И начался день, который в точности повторил вчерашний. Вся вчерашняя объедаловка, обпиваловка, все эти многочасовые сидения за столиками все новых и новых ресторанов повторились и усилились. «И так все десять дней?» – думал я, пережевывая уставшими зубами все новые образцы восточных кушаний.
Язык тоже работал. Особенно он обработал политику, и мировую, и ближневосточную. Доставалось от Махмуда и его товарищей политике российской. Очень они критиковали нашу робость перед Америкой. Очень осуждали рознь славянского мира.
– А у вас? – отбивался я. – У вас полное единение, у арабов? Когда бомбят одних, другие не очень спешат на выручку. А послушаешь – все вы терпеть не можете политику Израиля и всяких клинтоно-бушей.
– Ну, это сложно, – отвечали мне.
– Так и у нас непросто. Конечно, стыд и срам, что мы отдали Сербию под бомбежки, струсили. И Болгария одобрила Америку, и прибалты, и чехи, и другие. Да, не сплотились мы в коллектив. Это я Заболоцкого вспомнил, знаете? Когда католики уговаривают Чингисхана пойти под папу римского, он отвечает: «Конечно, путь у нас различен, но вы, Писанье получив, не обошлись без зуботычин и не сплотились в коллектив».
– О, я знаю Заболоцкого, – воскликнул доктор Хусейн или Али, я пока их сильно не запомнил. – Жертва репрессий, так?
– Да у нас, почитать исследования по русской, советской литературе, все сплошь жертвы репрессий.
– Литература возникает из сопротивления официальному курсу, так? – спросил Махмуд, оторвавшись на секунду от разговора с официантом.

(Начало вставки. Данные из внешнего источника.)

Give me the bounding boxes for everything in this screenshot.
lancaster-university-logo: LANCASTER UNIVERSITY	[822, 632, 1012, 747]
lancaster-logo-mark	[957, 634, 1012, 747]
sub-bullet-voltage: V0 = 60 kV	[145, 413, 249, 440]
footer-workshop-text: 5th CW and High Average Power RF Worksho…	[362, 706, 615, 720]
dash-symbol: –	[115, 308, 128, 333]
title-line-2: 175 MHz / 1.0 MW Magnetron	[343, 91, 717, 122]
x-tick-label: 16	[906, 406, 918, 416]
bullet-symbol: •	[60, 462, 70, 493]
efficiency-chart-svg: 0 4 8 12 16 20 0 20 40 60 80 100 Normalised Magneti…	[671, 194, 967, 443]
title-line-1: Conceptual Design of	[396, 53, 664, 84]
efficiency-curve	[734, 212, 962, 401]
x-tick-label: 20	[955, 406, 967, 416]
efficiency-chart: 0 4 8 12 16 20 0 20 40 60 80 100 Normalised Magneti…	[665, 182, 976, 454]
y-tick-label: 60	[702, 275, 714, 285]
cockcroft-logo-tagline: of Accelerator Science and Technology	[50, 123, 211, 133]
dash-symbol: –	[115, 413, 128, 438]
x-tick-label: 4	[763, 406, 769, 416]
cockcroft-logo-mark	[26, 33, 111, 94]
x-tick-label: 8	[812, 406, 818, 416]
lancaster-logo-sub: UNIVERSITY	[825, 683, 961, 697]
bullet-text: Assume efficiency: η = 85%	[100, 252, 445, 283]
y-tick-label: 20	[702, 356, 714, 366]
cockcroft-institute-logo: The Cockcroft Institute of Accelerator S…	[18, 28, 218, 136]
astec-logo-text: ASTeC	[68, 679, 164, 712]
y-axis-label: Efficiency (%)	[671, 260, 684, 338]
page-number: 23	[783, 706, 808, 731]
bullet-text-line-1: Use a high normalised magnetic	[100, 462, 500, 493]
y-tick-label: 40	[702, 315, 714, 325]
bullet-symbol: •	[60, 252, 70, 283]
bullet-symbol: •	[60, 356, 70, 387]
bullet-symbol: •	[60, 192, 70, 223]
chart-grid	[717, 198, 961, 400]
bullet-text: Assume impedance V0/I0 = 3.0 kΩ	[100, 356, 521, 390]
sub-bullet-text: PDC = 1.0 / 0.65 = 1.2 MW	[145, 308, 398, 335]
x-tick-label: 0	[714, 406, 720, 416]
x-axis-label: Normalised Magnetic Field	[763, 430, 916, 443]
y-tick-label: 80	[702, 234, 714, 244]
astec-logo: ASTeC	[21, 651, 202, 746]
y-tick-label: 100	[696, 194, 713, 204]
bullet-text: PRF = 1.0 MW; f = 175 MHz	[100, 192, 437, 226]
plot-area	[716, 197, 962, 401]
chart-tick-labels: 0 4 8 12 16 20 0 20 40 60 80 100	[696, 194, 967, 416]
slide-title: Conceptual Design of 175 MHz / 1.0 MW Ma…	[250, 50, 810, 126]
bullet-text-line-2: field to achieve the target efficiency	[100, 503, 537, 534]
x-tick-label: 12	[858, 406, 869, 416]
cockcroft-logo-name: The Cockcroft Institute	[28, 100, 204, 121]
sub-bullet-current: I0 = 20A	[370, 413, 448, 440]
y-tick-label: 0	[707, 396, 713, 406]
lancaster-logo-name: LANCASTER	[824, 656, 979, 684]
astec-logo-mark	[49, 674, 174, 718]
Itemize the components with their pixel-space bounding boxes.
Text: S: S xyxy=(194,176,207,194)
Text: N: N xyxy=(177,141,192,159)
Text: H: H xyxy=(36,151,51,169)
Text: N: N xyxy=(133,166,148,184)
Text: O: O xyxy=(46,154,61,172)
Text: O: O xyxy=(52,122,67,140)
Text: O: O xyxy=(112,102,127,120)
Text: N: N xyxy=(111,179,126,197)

– Так примерно было во все времена. Но сейчас демократическая литература выработала тип лизоблюда, который угождает власти тем, что гадит на прошлое, издевается над всем святым. Таких прикармливают. Все крупные литературные премии последнего времени вручаются за антирусские книги.
– То есть их присуждают не русские люди? Евреи?
– Ну, на все евреев не хватит. Своих лизоблюдов полно.
– А вообще евреи оказывают большое влияние на политику? – спросил доктор Хусейн. – Или умеренное? Или среднее? Или никакое?
– А вы как думаете? – отвечал я. – Думаю, они бы хотели оказывать решающее влияние, но не получается. Жадность фраера всегда губит. Это понятно? То есть меры не знают. Банкир петушинский воровал, приватизировал миллионные предприятия за копейки, чего еще? А все мало. Сидит. Конечно, с комфортом, с интервью, с ореолом страдальца. Конечно, вытащат. Но хотя бы следующие будут воровать осторожнее. Видите, до чего нас довели: уже мы тому рады, что воров власть уговаривает воровать аккуратнее.